In contrast, former president Donald Trump continues to snap at Biden’s heels, reiterating his threat to seek a return to the Oval Office in the 2024 election. The president’s only response has been to say that, while he is not “predicting” another Trump vs. Biden race, he “would not be disappointed” at the prospect.
In an interview with Israeli television last week, Biden observed: “The one thing I know about politics, and American politics in particular, is there’s no way to predict what’s going to happen. I’m not even halfway through my term yet, and so there’s a lot of room to figure out what’s going to happen.”
In any event, Biden has made clear his determination to do whatever it takes to prevent a Trump return to the Oval Office. Former Democratic Gov. Ed Rendell of Pennsylvania, an old Biden friend and colleague, says of him: “Joe Biden believes in himself. He’s not going to give this thing up,” and particularly not to Trump.
Another former Biden campaign manager, Greg Schultz, said Biden never entertained the thought of settling for one term after besting Trump in 2020. And now, he has said, “the threat of Trump (again) is enough” to assure Biden will seek a second term.
Biden also has said he regrets not having run against Trump in 2016, when he believes he could have prevented Trump from gaining the presidency in the first place. “I regret it every day,” he has said.

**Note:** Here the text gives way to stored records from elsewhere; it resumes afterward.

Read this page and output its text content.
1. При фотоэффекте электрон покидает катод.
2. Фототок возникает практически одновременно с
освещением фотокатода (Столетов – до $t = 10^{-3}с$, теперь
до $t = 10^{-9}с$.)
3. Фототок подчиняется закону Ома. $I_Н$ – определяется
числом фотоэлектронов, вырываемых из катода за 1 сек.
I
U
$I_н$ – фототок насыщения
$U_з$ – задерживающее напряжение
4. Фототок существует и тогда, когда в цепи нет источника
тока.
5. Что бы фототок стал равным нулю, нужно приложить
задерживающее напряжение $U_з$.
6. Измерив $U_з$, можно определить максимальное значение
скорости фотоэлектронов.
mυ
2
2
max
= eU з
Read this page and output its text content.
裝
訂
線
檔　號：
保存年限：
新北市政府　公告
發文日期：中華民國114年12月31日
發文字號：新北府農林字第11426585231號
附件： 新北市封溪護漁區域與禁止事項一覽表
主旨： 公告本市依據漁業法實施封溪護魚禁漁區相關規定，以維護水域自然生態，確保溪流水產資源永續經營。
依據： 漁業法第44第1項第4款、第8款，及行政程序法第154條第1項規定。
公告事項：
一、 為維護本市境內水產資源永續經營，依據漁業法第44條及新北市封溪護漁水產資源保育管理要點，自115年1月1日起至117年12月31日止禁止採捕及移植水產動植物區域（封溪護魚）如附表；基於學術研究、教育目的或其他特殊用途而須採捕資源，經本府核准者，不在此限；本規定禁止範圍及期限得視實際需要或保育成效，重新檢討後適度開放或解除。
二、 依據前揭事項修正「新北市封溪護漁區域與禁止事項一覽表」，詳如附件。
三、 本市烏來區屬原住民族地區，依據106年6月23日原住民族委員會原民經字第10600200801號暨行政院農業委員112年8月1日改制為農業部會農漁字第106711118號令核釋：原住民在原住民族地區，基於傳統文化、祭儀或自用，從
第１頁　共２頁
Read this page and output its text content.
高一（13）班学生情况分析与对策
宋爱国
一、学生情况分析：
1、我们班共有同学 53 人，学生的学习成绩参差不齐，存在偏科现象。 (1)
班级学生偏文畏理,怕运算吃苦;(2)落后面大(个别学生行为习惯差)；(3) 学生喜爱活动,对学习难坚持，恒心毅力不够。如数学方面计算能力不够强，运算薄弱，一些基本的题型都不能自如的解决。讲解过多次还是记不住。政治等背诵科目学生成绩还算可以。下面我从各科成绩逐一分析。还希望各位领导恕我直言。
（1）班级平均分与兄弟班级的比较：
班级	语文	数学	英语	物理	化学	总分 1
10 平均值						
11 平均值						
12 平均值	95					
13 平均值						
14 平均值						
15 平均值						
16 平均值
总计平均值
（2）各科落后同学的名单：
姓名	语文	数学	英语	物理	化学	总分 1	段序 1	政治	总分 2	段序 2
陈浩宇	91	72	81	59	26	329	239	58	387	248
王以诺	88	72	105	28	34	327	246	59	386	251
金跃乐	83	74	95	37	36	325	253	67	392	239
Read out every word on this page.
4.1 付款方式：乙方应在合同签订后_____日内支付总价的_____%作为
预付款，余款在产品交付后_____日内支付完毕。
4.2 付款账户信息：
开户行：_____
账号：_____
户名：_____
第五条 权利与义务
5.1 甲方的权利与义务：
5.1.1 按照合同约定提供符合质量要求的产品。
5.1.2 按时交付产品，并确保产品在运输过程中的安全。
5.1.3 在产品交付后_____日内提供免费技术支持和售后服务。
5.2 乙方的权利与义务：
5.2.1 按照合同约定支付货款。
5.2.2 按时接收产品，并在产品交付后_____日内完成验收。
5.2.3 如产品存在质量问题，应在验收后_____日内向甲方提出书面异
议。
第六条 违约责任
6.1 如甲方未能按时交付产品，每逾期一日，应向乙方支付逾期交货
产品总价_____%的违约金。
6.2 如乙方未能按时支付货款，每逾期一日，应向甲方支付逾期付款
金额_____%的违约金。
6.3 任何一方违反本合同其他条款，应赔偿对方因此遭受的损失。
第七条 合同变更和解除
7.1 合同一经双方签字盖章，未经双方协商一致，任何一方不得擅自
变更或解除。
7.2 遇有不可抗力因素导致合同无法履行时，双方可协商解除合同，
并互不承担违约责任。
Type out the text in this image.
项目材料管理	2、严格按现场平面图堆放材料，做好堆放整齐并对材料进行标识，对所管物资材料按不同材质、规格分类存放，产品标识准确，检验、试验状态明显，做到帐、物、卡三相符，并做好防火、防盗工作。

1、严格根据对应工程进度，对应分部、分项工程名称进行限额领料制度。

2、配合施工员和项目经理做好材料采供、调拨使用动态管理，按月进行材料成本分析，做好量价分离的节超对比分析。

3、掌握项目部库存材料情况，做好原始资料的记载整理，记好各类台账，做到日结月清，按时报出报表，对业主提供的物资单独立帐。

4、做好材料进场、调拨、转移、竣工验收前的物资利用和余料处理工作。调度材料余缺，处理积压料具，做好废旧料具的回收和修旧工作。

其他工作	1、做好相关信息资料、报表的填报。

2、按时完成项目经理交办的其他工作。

The next time around, however, Trump could have a serious challenge from within the Republican Party, from Florida Gov. Ron DeSantis, who has reported having out-fundraised Trump in campaign money as November’s congressional midterm elections approach.
If DeSantis were to become the GOP presidential nominee, Biden no longer could play the I’m-not-Trump card that clearly enabled him to win as the only alternative choice for voters in 2020.
So the sitting president is now obliged instead to respond to public demands for declaring severe climate change a national emergency. He has already said his actions “will create jobs, improve our energy security, bolster domestic manufacturing and supply chains, protect us from oil and gas price hikes in the future and address climate change.”
In other words, simply being the alternative to Donald Trump will no longer be enough to get Joe Biden re-elected in 2024. It’s a preferable outcome for him and for the country as well.